Samuel Bodman, secretary of the U.S. Department of Energy, was given the chore of passing out federal checks to support development of the second-generation ethanol projects.

"While it requires a more complex refining process," Bodman said, "cellulosic ethanol contains more net energy and results in lower greenhouse gas emissions than corn-based ethanol."

A plant in Florida would make ethanol from yard waste, while a California endeavor would draw from landfill materials to make fuel. Ethanol would come from corn cobs in Iowa, wheat straw in Idaho and timber scraps in Georgia.

The experimental refinery in Hugoton will be a hybrid. Plans call for a $400 million facility capable of annually generating 30 million gallons of cellulosic ethanol and 85 million gallons of traditional grain-based ethanol.

Gerson Santos, director of new technologies for Abengoa Bioenergy, said production from feedstock byproducts, rather than corn or sorghum, was always viewed as costly and impractical. Biotechnology research and manufacturing innovation now suggests the barrier can be broken, he said.

"By using a variety of local biomass crops and crop residue," Santos said, "cellulosic ethanol can be produced in most regions of the country."

Kansas' best option for making cellulosic ethanol would be to grow a perennial grass, said Charles Rice, a professor of agronomy at Kansas State University.

He said switch grass can grow on marginal ground, and 80 percent of the above-ground segment of each plant can be harvested without harming soil carbon levels, a key indicator of soil quality. By contrast, he said, research at Kansas State indicated removing more than two-thirds of corn plant residue from a "no-till" field or more than 10 percent of corn debris from a tilled field for cellulosic ethanol production degraded soil content.

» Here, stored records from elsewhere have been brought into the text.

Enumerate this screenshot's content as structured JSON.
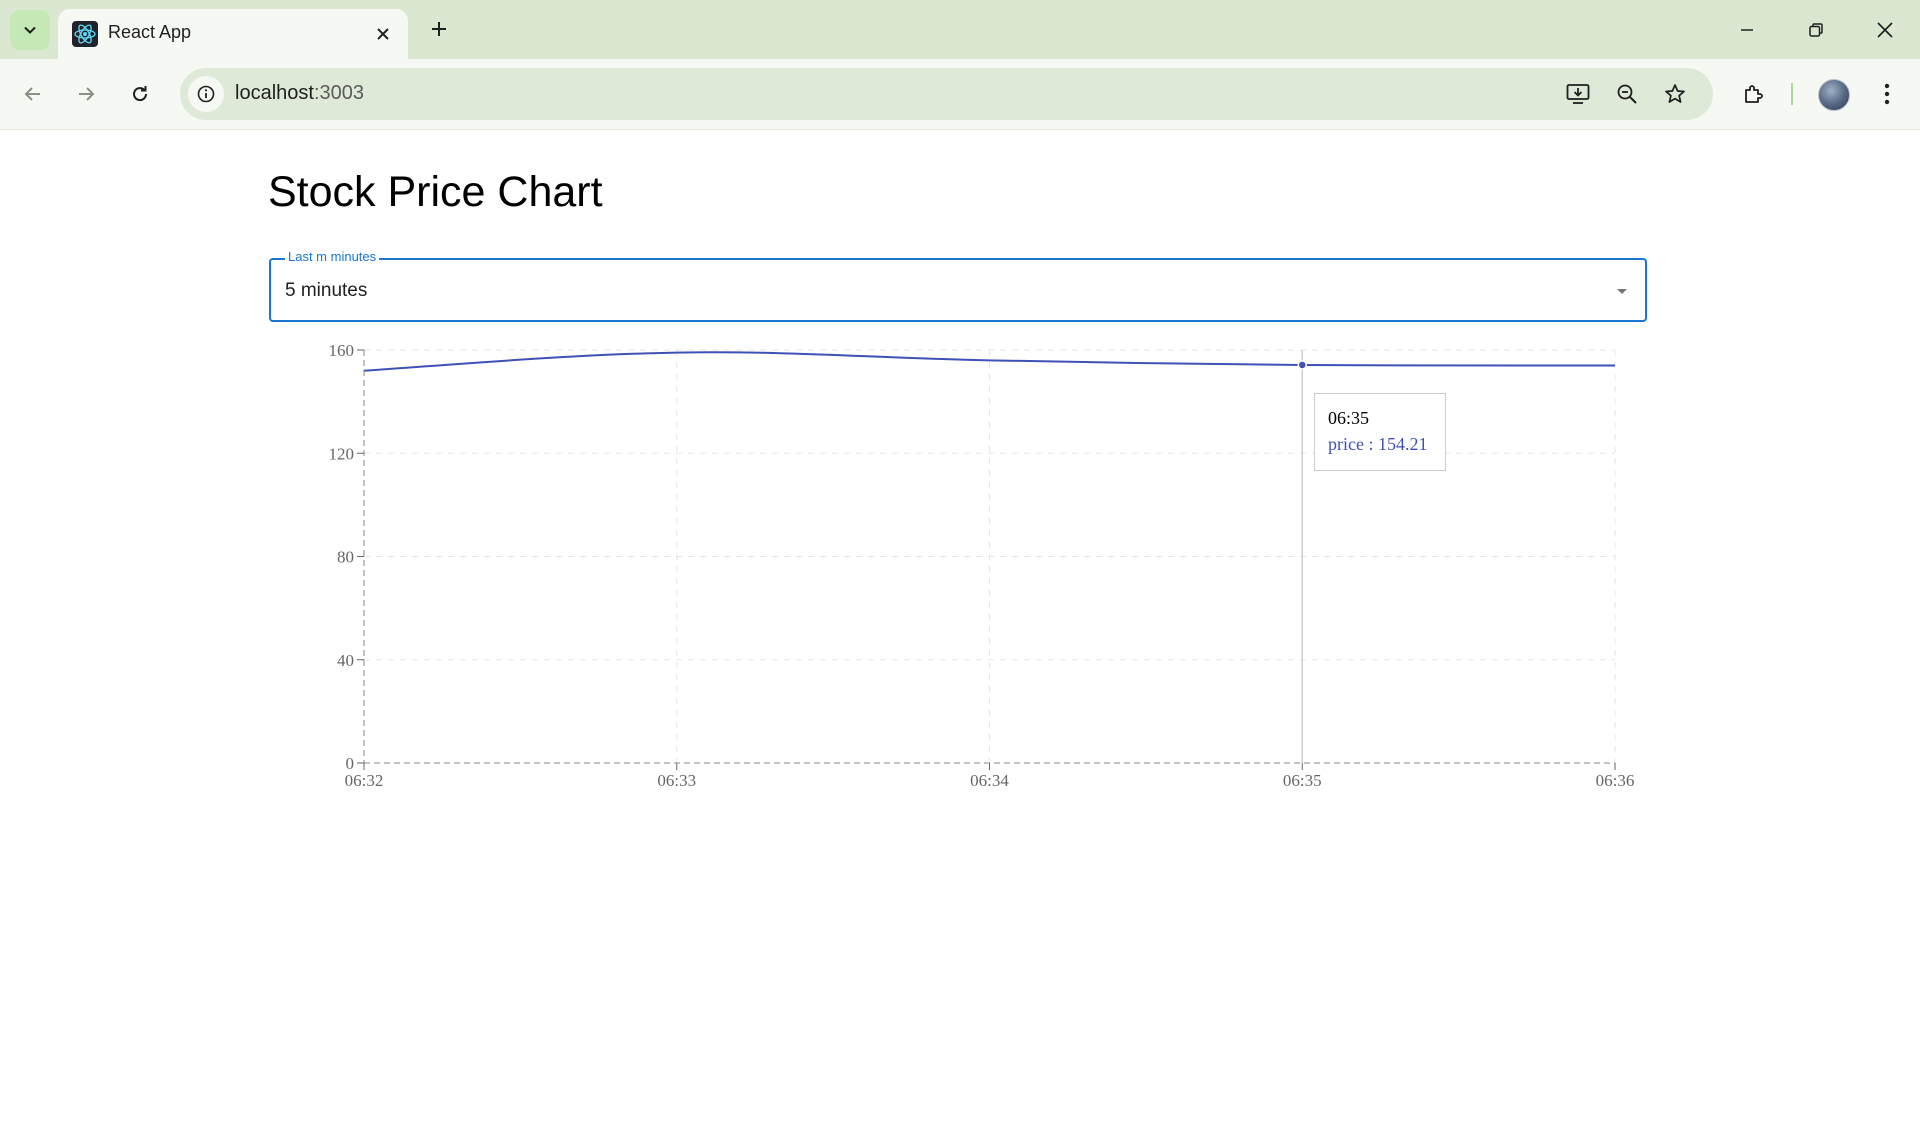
{
  "browser": {
    "tab_title": "React App",
    "url_host": "localhost",
    "url_port": ":3003"
  },
  "page": {
    "title": "Stock Price Chart",
    "select": {
      "label": "Last m minutes",
      "value": "5 minutes"
    }
  },
  "colors": {
    "line": "#3f51b5",
    "accent": "#1976d2"
  },
  "chart_data": {
    "type": "line",
    "x": [
      "06:32",
      "06:33",
      "06:34",
      "06:35",
      "06:36"
    ],
    "series": [
      {
        "name": "price",
        "values": [
          152,
          159,
          156,
          154.21,
          154
        ]
      }
    ],
    "ylim": [
      0,
      160
    ],
    "yticks": [
      0,
      40,
      80,
      120,
      160
    ],
    "grid": true,
    "curve": "monotone",
    "tooltip": {
      "label": "06:35",
      "item": "price : 154.21",
      "active_index": 3
    }
  }
}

"Kansas is not going to compete with Iowa and Nebraska with their corn ethanol," Rice said. "Cellulose will be good for Kansas."

Ken Frahm, co-chairman of the Kansas Energy Council, has always been skeptical about the economics of cellulosic ethanol. The cost of gathering, transporting and processing massive amounts of crop residue was so much higher than working with corn or sorghum, he said.

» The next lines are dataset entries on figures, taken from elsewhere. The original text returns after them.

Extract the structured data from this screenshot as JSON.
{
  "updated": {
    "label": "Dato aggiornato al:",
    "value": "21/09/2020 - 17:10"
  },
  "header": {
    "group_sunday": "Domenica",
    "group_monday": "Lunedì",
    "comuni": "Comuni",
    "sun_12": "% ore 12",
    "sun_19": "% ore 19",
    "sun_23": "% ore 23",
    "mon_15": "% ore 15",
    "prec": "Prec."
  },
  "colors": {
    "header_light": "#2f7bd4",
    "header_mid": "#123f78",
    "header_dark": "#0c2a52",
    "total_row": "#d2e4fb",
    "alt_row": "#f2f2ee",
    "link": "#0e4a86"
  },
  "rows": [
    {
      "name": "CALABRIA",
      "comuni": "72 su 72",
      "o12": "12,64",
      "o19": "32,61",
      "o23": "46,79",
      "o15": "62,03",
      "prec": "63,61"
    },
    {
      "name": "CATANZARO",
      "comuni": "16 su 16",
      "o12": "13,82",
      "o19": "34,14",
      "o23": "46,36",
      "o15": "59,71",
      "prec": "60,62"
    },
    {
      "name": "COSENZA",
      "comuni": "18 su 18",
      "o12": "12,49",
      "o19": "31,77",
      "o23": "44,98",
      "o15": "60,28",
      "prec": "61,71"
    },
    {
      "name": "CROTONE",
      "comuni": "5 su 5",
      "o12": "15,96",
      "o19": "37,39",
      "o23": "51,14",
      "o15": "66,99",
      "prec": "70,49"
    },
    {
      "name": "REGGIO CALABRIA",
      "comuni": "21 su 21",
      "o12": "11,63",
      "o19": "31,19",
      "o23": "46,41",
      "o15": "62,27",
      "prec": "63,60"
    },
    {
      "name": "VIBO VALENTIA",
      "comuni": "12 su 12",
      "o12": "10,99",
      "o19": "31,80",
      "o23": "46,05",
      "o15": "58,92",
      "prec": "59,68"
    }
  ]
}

"It will take $100 barrel of oil to make cellulosic ethanol feasible," he said.

Sweet crude for December delivery rose last week to a high of $98.62 a barrel on the New York Mercantile Exchange.

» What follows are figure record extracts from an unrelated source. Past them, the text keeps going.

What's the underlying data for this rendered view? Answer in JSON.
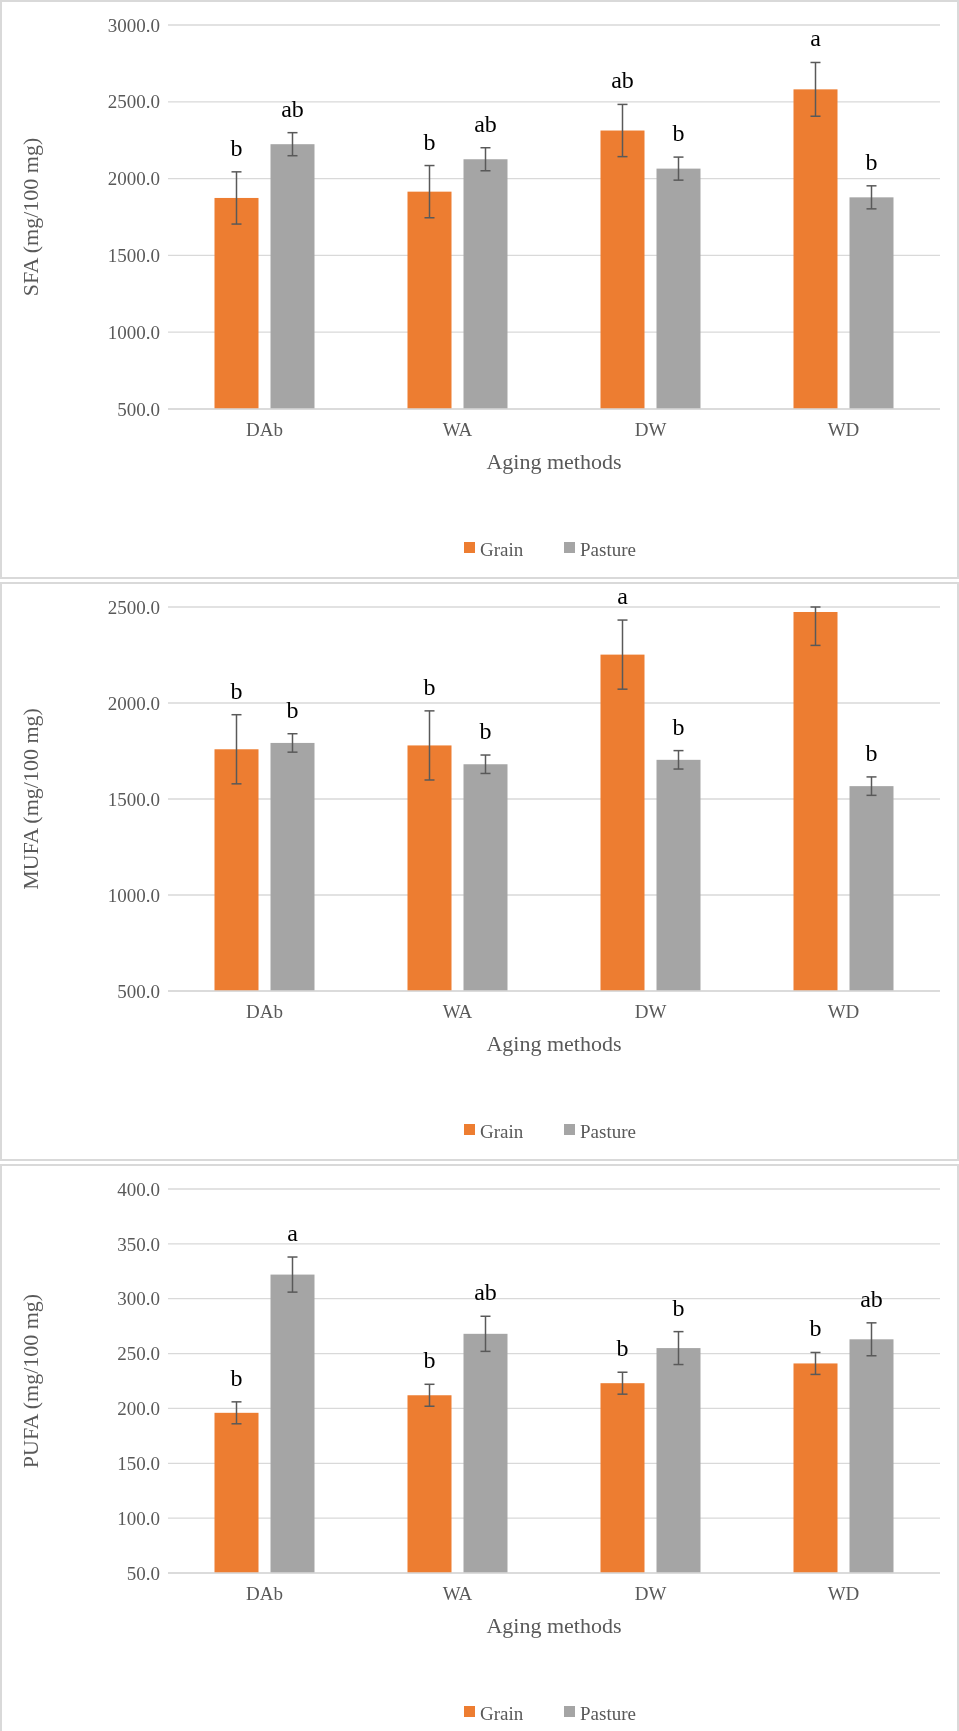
{
  "chart_data": [
    {
      "type": "bar",
      "categories": [
        "DAb",
        "WA",
        "DW",
        "WD"
      ],
      "xlabel": "Aging methods",
      "ylabel": "SFA (mg/100 mg)",
      "ylim": [
        500,
        3000
      ],
      "yticks": [
        {
          "value": 500,
          "label": "500.0"
        },
        {
          "value": 1000,
          "label": "1000.0"
        },
        {
          "value": 1500,
          "label": "1500.0"
        },
        {
          "value": 2000,
          "label": "2000.0"
        },
        {
          "value": 2500,
          "label": "2500.0"
        },
        {
          "value": 3000,
          "label": "3000.0"
        }
      ],
      "grid": "y",
      "legend": "bottom",
      "series": [
        {
          "name": "Grain",
          "color": "#ed7d31",
          "values": [
            1874,
            1915,
            2313,
            2581
          ],
          "errors": [
            170,
            170,
            170,
            175
          ],
          "value_labels": [
            "b",
            "b",
            "ab",
            "a"
          ]
        },
        {
          "name": "Pasture",
          "color": "#a5a5a5",
          "values": [
            2224,
            2126,
            2065,
            1878
          ],
          "errors": [
            75,
            75,
            75,
            75
          ],
          "value_labels": [
            "ab",
            "ab",
            "b",
            "b"
          ]
        }
      ]
    },
    {
      "type": "bar",
      "categories": [
        "DAb",
        "WA",
        "DW",
        "WD"
      ],
      "xlabel": "Aging methods",
      "ylabel": "MUFA (mg/100 mg)",
      "ylim": [
        500,
        2500
      ],
      "yticks": [
        {
          "value": 500,
          "label": "500.0"
        },
        {
          "value": 1000,
          "label": "1000.0"
        },
        {
          "value": 1500,
          "label": "1500.0"
        },
        {
          "value": 2000,
          "label": "2000.0"
        },
        {
          "value": 2500,
          "label": "2500.0"
        }
      ],
      "grid": "y",
      "legend": "bottom",
      "series": [
        {
          "name": "Grain",
          "color": "#ed7d31",
          "values": [
            1759,
            1779,
            2252,
            2474
          ],
          "errors": [
            180,
            180,
            180,
            [
              2300,
              2500
            ]
          ],
          "value_labels": [
            "b",
            "b",
            "a",
            null
          ]
        },
        {
          "name": "Pasture",
          "color": "#a5a5a5",
          "values": [
            1792,
            1681,
            1704,
            1567
          ],
          "errors": [
            48,
            48,
            48,
            48
          ],
          "value_labels": [
            "b",
            "b",
            "b",
            "b"
          ]
        }
      ]
    },
    {
      "type": "bar",
      "categories": [
        "DAb",
        "WA",
        "DW",
        "WD"
      ],
      "xlabel": "Aging methods",
      "ylabel": "PUFA (mg/100 mg)",
      "ylim": [
        50,
        400
      ],
      "yticks": [
        {
          "value": 50,
          "label": "50.0"
        },
        {
          "value": 100,
          "label": "100.0"
        },
        {
          "value": 150,
          "label": "150.0"
        },
        {
          "value": 200,
          "label": "200.0"
        },
        {
          "value": 250,
          "label": "250.0"
        },
        {
          "value": 300,
          "label": "300.0"
        },
        {
          "value": 350,
          "label": "350.0"
        },
        {
          "value": 400,
          "label": "400.0"
        }
      ],
      "grid": "y",
      "legend": "bottom",
      "series": [
        {
          "name": "Grain",
          "color": "#ed7d31",
          "values": [
            196,
            212,
            223,
            241
          ],
          "errors": [
            10,
            10,
            10,
            10
          ],
          "value_labels": [
            "b",
            "b",
            "b",
            "b"
          ]
        },
        {
          "name": "Pasture",
          "color": "#a5a5a5",
          "values": [
            322,
            268,
            255,
            263
          ],
          "errors": [
            16,
            16,
            15,
            15
          ],
          "value_labels": [
            "a",
            "ab",
            "b",
            "ab"
          ]
        }
      ]
    }
  ]
}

Politicians and producers of corn and sorghum, which are consumed by Kansas' 10 existing ethanol plants, are tracking the Hugoton project.

"Conventional ethanol has created a good market for grain sorghum," said Greg Shelor, a Minneola farmer and president of the Kansas Grain Sorghum Producers Association. "The cellulosic ethanol would be made from the crop residue, like sorghum and cornstalks, and that can create an additional revenue stream for growers."

"It's the best play I've seen for agriculture in this country since I've been around," said U.S. Sen. Sam Brownback, a Kansas Republican and former state agriculture secretary.

Hugoton Mayor Jack Rowden said the southwest Kansas community would welcome the creation of 100 jobs at the Hugoton ethanol facility. It is the kind of development, he said, that provides a spark "in the near future and for a long time to come."